SINCEROLÂNDIA



Sincerolândia seria apenas mais uma cidade do interior de um longínquo país que conheci, igual a tantas outras espalhadas pelo mundo, se não fosse por um pequeno detalhe: em Sincerolândia, ninguém mente. Isso mesmo, ali todo mundo fala a verdade. Não pensem os mais apressados que isso seja motivo de inveja; pelo contrário, só causa grandes confusões, já começando pelo Ano Novo. As tradicionais reuniões de família realizadas nessa data no mundo inteiro, nunca terminam bem em Sincerolândia. No momento em que cada um emite suas preces, começam a sair os podres. João Honesto, por exemplo, ao terminar sua oração, confessou que saía com a comadre Dadinha. Foi um horror; além de levar um safanão de sua mulher, Dona Carrancuda, ainda levou na cara um direto do compadre Zé Touro, marido da Dona Dadinha. Foi o maior barraco.

 

Também é grande o número de demissões naquela cidadezinha. As costumeiras faltas ao trabalho na segunda-feira, por viagem em feriadão, ressaca ou preguiça tem posto muita gente no olho da rua. Enquanto nas outras cidades os faltosos inventam virose e morte de parente, os sincerolandenses dizem a verdade mesmo. É o caso de Aldinho Cana Brava que ao ser perguntado pelo Chefe porque faltou no dia anterior, respondeu na bucha que estava de cara cheia, de ressaca, no maior porre. Até hoje tá desempregado.

 

Outro dia, Inocêncio Cornélio estava na esquina, conversando com uns amigos, quando chega sua esposa, Dona Berta, que lhe dá um beijinho e sai num rebolado daqueles.
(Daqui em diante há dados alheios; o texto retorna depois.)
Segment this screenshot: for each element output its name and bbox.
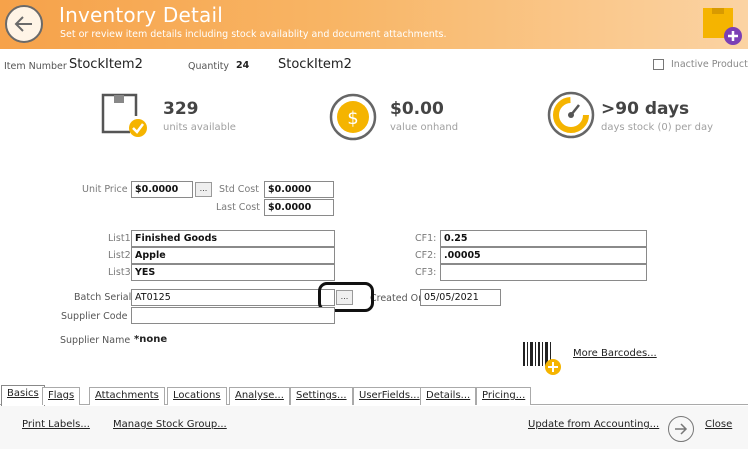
arrow-left-icon [14,16,32,32]
item-number-value: StockItem2 [69,57,143,72]
page-title: Inventory Detail [59,3,224,27]
list3-label: List3 [108,267,131,278]
dollar-coin-icon: $ [329,93,377,141]
header-bar: Inventory Detail Set or review item deta… [0,0,748,49]
tab-analyse[interactable]: Analyse... [229,387,290,405]
tab-details[interactable]: Details... [420,387,477,405]
add-item-icon[interactable] [701,6,743,46]
tab-userfields[interactable]: UserFields... [353,387,426,405]
list2-label: List2 [108,250,131,261]
value-onhand-value: $0.00 [390,99,444,119]
supplier-code-label: Supplier Code [61,311,128,322]
list1-label: List1 [108,233,131,244]
cf2-field[interactable]: .00005 [440,247,647,264]
days-stock-label: days stock (0) per day [601,122,714,133]
tab-bar: Basics Flags Attachments Locations Analy… [0,385,748,406]
created-on-field[interactable]: 05/05/2021 [420,289,501,306]
update-from-accounting-link[interactable]: Update from Accounting... [528,419,659,430]
days-stock-value: >90 days [601,99,690,119]
print-labels-link[interactable]: Print Labels... [22,419,90,430]
barcode-add-icon[interactable] [521,340,565,378]
last-cost-label: Last Cost [216,202,260,213]
manage-stock-group-link[interactable]: Manage Stock Group... [113,419,227,430]
cf3-label: CF3: [415,267,437,278]
tab-pricing[interactable]: Pricing... [476,387,532,405]
arrow-right-icon [675,423,688,435]
page-subtitle: Set or review item details including sto… [60,29,447,40]
tab-locations[interactable]: Locations [167,387,227,405]
std-cost-label: Std Cost [219,184,259,195]
quantity-label: Quantity [188,61,230,72]
svg-text:$: $ [347,108,358,129]
box-check-icon [101,93,147,137]
supplier-name-value: *none [134,334,168,345]
item-name-value: StockItem2 [278,57,352,72]
more-barcodes-link[interactable]: More Barcodes... [573,348,657,359]
quantity-value: 24 [236,60,250,71]
batch-serial-field[interactable]: AT0125 [131,289,335,306]
std-cost-field[interactable]: $0.0000 [264,181,334,198]
supplier-name-label: Supplier Name [60,335,131,346]
list1-field[interactable]: Finished Goods [131,230,335,247]
list2-field[interactable]: Apple [131,247,335,264]
created-on-label: Created On [370,293,425,304]
last-cost-field[interactable]: $0.0000 [264,199,334,216]
batch-serial-label: Batch Serial [74,292,132,303]
units-available-value: 329 [163,99,199,119]
value-onhand-label: value onhand [390,122,459,133]
close-link[interactable]: Close [705,419,732,430]
inactive-product-label: Inactive Product [671,59,748,70]
units-available-label: units available [163,122,236,133]
tab-attachments[interactable]: Attachments [89,387,165,405]
tab-settings[interactable]: Settings... [290,387,353,405]
unit-price-ellipsis-button[interactable]: ... [195,182,212,197]
inactive-product-checkbox[interactable] [653,59,664,70]
gauge-icon [547,91,595,139]
unit-price-field[interactable]: $0.0000 [131,181,193,198]
close-button[interactable] [668,416,694,442]
cf1-label: CF1: [415,233,437,244]
cf3-field[interactable] [440,264,647,281]
back-button[interactable] [5,5,43,43]
tab-flags[interactable]: Flags [42,387,81,405]
cf1-field[interactable]: 0.25 [440,230,647,247]
unit-price-label: Unit Price [82,184,128,195]
supplier-code-field[interactable] [131,307,335,324]
list3-field[interactable]: YES [131,264,335,281]
cf2-label: CF2: [415,250,437,261]
item-number-label: Item Number [4,61,67,72]
tab-basics[interactable]: Basics [1,385,45,406]
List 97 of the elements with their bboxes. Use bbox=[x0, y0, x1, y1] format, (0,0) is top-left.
Empolgado, Inocêncio pergunta aos amigos se sua esposa não é uma grande mulher. Sim, todos respondem, e completam, sinceramente: e agora, tá indo direto pra casa de Paulo Urso, estão tendo um caso. Inocêncio disse que só acreditava vendo e como não viu, continua com Dona Berta. Só lhe chamam, agora, de São Tomé.

 

Semana passada, Albertino Franco, sincerolandense da gema, veio visitar o Brasil e hospedou-se em minha casa. Informou-se sobre as propostas e planos do governo, num relatório sobre o PAC, presenciou o discurso pró-reeleição de um político local, visitou meu trabalho, testemunhando uma homenagem que Carlos Balança promoveu para o Chefe e ainda observou, numa reunião de casais, que ninguém briga e são todos fiéis. Albertino não se conteve, olhou-me emocionado e falou: Que país, heim?